Another struggle over 'Mein Kampf'
In 2015, the copyright will run out and anyone will be able to print and distribute the book.
Adolf Hitler's "Mein Kampf," whose publication is prohibited in Germany, could be released again in Germany.
Historians and other academics say it is essential to publish the notorious book with editorial annotations and critique before 2015, when it enters the public domain and may be reprinted freely by neo-Nazis.
Hitler wrote the first part of his book while in prison in 1923 for his part in the attempted coup against the Weimar government, known as the "beer hall putsch." The remainder was written after his release. Ten million copies of the 720-page volume, in which Hitler outlined his racist political and social program, were sold between his ascent to power and the end of World War II. It has been translated into numerous languages.
In 2015, 70 years after the death of its author, the copyright will run out and anyone will be able to print and distribute it.
"We must be prepared that neo-Nazis will print many copies of the book and use it for propaganda," Dr. Oscar Schneider, who runs the Nuremburg Documentation Center, says.

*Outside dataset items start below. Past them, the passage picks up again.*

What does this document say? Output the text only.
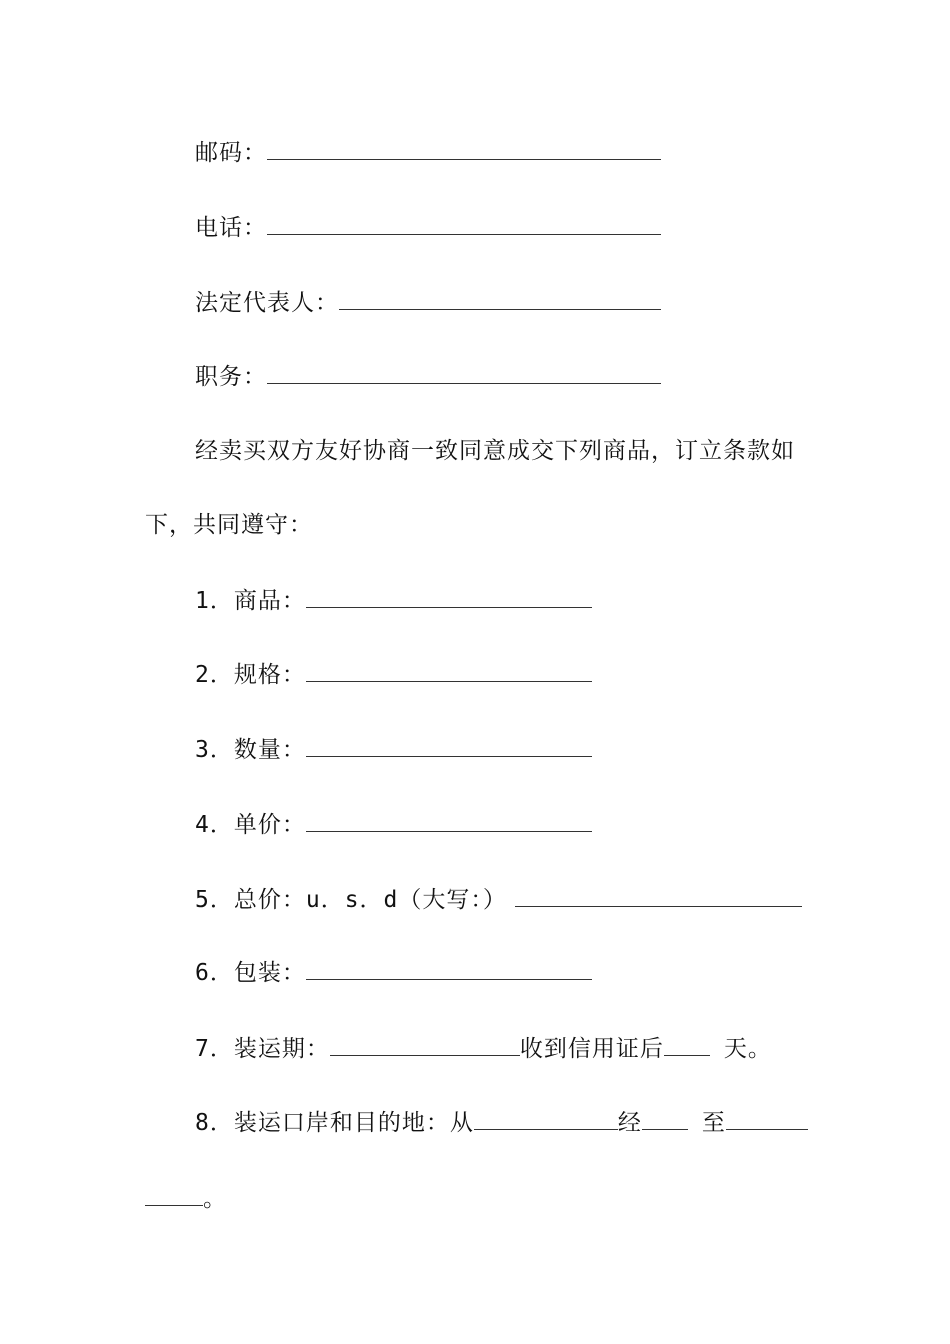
邮码：
电话：
法定代表人：
职务：
经卖买双方友好协商一致同意成交下列商品，订立条款如
下，共同遵守：
1．商品：
2．规格：
3．数量：
4．单价：
5．总价：u．s．d（大写：）
6．包装：
7．装运期：	收到信用证后	天。
8．装运口岸和目的地：从	经	至
。
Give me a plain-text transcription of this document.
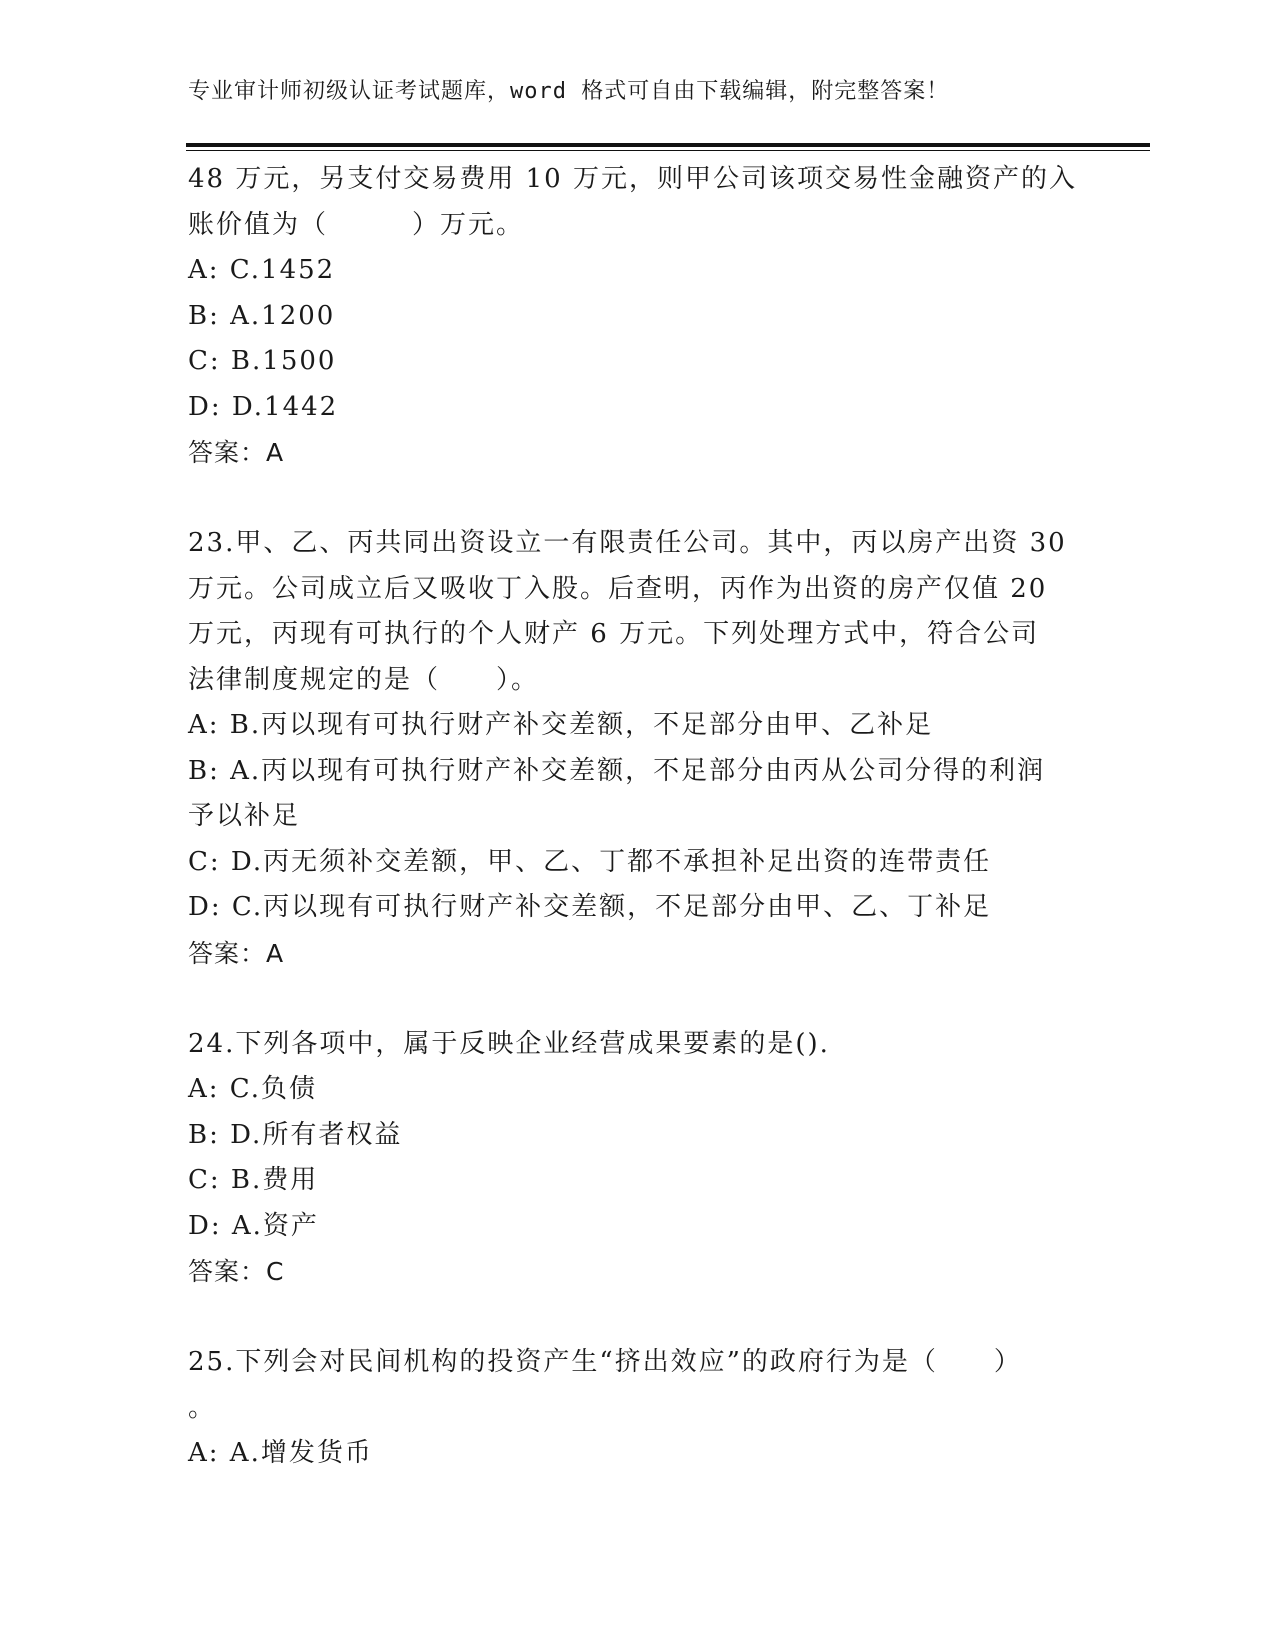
专业审计师初级认证考试题库，word 格式可自由下载编辑，附完整答案！
48 万元，另支付交易费用 10 万元，则甲公司该项交易性金融资产的入
账价值为（　　　）万元。
A: C.1452
B: A.1200
C: B.1500
D: D.1442
答案：A
23.甲、乙、丙共同出资设立一有限责任公司。其中，丙以房产出资 30
万元。公司成立后又吸收丁入股。后查明，丙作为出资的房产仅值 20
万元，丙现有可执行的个人财产 6 万元。下列处理方式中，符合公司
法律制度规定的是（　　）。
A: B.丙以现有可执行财产补交差额，不足部分由甲、乙补足
B: A.丙以现有可执行财产补交差额，不足部分由丙从公司分得的利润
予以补足
C: D.丙无须补交差额，甲、乙、丁都不承担补足出资的连带责任
D: C.丙以现有可执行财产补交差额，不足部分由甲、乙、丁补足
答案：A
24.下列各项中，属于反映企业经营成果要素的是().
A: C.负债
B: D.所有者权益
C: B.费用
D: A.资产
答案：C
25.下列会对民间机构的投资产生“挤出效应”的政府行为是（　　）
。
A: A.增发货币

"The legislators should have taken this into consideration," Dr. Norbert Frei of Friedrich Schiller University in Jena, Germany told the popular daily Sueddeutsche Zeitung. The two called on the Bavarian government, which holds the copyright on the book's distribution, to allow a critical edition to be published before the copyright runs out.
Bavaria has banned the printing and distribution of "Mein Kampf," although it can be obtained almost everywhere in the world and on the Internet.
Munich's Institute of Contemporary History has been trying for years to obtain permission to publish a critical-historical version of the text. "It is unjustified to prevent the printing of a certain document just because of the concern it will have a negative effect," director Professor Horst Moeller said. He noted that scientific editions of other notorious Nazi writings have been published.
"A critical version of the book would provide every person with the arguments needed to win the debate with its supporters," the chairman of the institute, Udo Wengst, said, adding that it would take three years of research to publish a book of this type. Dieter Pohl, a historian at the institute, said that such an annotated, critical edition of "Mein Kampf" is necessary because Hitler was not precise about facts nor was he consistent in his stands, which is reflected in the text and should be explained.
The cost of the book is expected to be very high, and the concern is that most people, including neo-Nazis, would not be able to afford it. It has therefore been proposed that the book's cost be subsidized or that it be distributed free on the Internet.
Four years ago a nephew of Hitler through a half-sister, Leo Raubel, was identified. Raubel died in 1979. His son, Peter, said he did not want royalties from the book.